Aber dass uns dies speziell auch für den Verkehrsbereich bestätigt wird, freut mich. Wir wissen aber auch, dass wir in diesem Sektor noch deutlich weiter kommen müssen, und auch dafür gibt uns der Bericht eine Reihe interessanter Empfehlungen.

[Regulierung als Innovationsmotor]

Der Bericht hebt eine dritte wichtige Tatsache hervor: Strenge Vorschriften und Standards sind eine zentrale Grundlage dafür, dass Deutschland eine - auch im internationalen Vergleich – so starke Umweltwirtschaft hat. Deutsche Unternehmen sind weltweit führend beim Export von Umweltschutzgütern.

Heute sind in Deutschland etwa zwei Millionen Menschen im Umweltschutz beschäftigt. Ein Zugpferd der dynamischen Entwicklung in den letzten Jahren waren die erneuerbaren Energien, und sie werden es auch bleiben.

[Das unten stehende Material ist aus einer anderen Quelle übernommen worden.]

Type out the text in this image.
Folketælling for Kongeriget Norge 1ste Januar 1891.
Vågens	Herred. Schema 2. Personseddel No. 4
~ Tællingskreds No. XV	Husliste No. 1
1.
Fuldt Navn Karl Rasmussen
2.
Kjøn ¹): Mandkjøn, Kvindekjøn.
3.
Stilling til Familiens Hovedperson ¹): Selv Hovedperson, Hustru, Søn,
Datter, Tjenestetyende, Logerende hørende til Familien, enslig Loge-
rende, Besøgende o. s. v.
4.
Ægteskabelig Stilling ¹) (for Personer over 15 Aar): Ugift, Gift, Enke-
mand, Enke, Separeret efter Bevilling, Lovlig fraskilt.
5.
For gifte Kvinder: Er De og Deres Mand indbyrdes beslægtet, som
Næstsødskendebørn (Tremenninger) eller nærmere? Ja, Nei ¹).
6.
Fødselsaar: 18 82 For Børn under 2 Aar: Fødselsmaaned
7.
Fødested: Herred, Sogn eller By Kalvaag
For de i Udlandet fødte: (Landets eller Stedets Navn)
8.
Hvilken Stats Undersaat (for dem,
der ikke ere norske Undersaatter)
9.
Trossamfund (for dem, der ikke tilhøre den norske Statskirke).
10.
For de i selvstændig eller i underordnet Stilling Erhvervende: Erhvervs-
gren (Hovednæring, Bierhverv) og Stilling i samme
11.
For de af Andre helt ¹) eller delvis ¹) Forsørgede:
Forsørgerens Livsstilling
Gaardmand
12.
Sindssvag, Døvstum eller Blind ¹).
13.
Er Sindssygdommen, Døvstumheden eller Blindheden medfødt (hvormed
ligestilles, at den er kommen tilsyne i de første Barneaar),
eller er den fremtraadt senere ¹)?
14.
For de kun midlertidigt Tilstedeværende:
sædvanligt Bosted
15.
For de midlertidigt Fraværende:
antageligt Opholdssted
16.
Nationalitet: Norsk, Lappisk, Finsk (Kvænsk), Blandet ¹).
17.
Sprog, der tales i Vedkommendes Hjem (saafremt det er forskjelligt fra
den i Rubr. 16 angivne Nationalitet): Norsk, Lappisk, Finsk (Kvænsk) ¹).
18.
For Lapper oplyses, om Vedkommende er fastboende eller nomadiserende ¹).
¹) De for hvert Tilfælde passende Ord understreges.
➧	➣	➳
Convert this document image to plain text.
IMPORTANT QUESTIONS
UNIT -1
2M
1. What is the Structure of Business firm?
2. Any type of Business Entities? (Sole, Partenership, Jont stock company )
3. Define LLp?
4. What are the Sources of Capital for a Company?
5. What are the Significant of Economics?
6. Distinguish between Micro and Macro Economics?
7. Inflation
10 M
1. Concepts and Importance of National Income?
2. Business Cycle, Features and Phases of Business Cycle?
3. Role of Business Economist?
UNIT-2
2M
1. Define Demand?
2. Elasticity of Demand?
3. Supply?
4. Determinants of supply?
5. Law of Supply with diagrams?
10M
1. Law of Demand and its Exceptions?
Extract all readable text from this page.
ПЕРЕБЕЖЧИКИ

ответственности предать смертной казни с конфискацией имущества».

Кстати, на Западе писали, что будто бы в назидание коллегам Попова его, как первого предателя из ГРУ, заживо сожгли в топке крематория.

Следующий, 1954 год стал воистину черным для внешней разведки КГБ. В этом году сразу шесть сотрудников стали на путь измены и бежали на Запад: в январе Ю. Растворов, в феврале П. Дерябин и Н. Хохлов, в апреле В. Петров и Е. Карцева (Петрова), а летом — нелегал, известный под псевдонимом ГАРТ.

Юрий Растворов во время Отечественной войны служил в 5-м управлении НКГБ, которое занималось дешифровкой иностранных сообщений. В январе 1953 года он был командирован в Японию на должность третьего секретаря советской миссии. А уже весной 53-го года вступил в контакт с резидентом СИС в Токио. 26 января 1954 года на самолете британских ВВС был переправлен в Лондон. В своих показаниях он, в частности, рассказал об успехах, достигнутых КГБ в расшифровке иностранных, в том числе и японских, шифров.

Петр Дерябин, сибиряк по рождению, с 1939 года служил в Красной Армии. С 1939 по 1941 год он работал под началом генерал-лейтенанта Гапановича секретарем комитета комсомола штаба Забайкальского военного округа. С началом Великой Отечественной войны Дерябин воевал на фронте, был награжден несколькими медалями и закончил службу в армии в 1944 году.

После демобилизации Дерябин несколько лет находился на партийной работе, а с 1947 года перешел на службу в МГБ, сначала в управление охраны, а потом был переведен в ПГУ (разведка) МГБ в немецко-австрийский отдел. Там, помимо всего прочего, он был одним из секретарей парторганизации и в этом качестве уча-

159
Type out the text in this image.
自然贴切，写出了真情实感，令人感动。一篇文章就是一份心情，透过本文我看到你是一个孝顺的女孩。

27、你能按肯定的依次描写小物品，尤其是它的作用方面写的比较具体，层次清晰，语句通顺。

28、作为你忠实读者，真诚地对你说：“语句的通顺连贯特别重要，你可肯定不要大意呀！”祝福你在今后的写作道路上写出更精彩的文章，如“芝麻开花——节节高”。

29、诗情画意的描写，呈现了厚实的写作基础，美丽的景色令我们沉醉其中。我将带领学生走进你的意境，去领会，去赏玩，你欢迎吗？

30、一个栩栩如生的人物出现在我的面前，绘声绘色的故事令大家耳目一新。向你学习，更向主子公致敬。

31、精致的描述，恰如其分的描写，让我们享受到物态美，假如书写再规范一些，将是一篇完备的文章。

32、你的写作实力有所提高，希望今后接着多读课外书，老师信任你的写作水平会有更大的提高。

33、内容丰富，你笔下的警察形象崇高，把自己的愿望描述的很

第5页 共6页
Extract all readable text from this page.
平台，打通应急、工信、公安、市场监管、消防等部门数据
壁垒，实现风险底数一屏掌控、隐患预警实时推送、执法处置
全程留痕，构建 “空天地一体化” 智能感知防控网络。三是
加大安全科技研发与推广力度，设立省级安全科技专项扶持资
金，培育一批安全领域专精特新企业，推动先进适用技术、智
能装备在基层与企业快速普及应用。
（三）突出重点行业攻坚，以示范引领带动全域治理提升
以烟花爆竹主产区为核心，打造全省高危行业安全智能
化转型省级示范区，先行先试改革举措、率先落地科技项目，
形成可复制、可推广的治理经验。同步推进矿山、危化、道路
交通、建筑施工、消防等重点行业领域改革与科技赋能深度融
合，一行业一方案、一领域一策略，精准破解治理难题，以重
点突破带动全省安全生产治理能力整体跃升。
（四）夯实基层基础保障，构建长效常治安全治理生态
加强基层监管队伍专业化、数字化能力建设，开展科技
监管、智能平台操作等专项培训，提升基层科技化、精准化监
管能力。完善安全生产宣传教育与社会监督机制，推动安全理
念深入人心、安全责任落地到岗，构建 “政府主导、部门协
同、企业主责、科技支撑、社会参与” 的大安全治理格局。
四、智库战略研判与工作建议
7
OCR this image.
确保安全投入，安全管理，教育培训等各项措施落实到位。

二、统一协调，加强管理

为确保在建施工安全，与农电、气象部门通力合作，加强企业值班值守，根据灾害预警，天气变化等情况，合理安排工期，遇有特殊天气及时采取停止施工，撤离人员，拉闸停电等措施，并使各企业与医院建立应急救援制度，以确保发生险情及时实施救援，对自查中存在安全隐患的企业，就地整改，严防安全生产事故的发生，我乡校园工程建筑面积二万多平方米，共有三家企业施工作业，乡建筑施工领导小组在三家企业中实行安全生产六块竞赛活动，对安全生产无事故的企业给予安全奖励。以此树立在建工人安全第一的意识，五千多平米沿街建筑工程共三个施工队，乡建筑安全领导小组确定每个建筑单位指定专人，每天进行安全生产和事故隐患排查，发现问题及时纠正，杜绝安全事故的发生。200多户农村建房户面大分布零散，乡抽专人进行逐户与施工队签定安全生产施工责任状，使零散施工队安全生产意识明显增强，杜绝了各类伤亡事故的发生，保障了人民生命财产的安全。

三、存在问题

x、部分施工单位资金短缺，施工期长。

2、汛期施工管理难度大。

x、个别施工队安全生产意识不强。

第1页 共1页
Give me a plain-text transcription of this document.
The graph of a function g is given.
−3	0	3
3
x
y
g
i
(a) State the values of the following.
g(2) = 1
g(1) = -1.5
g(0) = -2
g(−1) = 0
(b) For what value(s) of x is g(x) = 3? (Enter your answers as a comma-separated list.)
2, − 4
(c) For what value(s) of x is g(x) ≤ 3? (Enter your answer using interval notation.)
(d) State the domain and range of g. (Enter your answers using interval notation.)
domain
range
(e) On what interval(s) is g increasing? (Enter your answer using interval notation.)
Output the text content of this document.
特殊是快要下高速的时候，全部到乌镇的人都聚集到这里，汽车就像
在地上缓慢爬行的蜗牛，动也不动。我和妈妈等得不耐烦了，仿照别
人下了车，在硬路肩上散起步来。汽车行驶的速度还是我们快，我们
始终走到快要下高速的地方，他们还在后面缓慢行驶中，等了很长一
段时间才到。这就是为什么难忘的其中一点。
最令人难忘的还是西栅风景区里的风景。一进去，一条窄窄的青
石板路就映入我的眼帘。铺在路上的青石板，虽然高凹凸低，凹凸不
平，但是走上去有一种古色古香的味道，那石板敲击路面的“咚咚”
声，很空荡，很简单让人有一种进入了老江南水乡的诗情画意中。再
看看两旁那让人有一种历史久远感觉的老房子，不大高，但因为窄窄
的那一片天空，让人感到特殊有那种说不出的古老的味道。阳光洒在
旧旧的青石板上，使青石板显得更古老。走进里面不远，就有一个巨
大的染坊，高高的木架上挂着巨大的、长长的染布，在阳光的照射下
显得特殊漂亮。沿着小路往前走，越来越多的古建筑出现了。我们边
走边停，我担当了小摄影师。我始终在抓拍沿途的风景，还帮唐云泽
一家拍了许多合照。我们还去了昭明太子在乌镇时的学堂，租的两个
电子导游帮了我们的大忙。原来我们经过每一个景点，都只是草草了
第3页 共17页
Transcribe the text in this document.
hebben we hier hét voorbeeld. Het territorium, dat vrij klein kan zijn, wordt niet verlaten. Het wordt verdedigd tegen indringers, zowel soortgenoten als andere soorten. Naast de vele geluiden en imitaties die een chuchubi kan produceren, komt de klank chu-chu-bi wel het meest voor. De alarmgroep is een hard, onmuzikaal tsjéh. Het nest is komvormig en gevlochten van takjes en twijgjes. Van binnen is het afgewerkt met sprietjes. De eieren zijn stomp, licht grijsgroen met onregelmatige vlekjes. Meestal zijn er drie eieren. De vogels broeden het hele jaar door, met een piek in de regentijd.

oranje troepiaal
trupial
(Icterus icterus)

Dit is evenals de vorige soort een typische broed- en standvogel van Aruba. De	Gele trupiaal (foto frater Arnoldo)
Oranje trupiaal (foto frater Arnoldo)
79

Die OECD bestätigt, dass das, was wir selbst für richtig halten, auch aus der Außenperspektive richtig ist: Durch einen geschickten Mix an Politikinstrumenten, in dem auch strenge Vorschriften eine wichtige Rolle spielen, Umweltinnovationen voran zu treiben. Das funktioniert, und das zahlt sich aus - nicht nur für die Umwelt, sondern auch für deutsche Unternehmen.

Das dokumentiert übrigens sehr anschaulich der Umweltwirtschaftsbericht 2011, den das Bundesumweltministerium Anfang des Jahres veröffentlicht hat. Deutschland ist auf dem Weg in eine ">, die derzeit in aller Munde ist und über die auch auf der Rio-Konferenz in drei Wochen verhandelt wird, in den letzten Jahren gut vorangekommen.

[Schluss]

Der Umweltprüfbericht wird uns also in einem doppelten Sinne wichtig sein: Zum einen als Impulsgeber für die weitere Entwicklung unserer nationalen Umweltpolitik.

Und zum anderen als Visitenkarte im internationalen Dialog, für unsere Partner und Mitstreiter im Engagement für eine zukunftsfähige nachhaltige Entwicklung. Nochmals vielen herzlichen Dank an die OECD!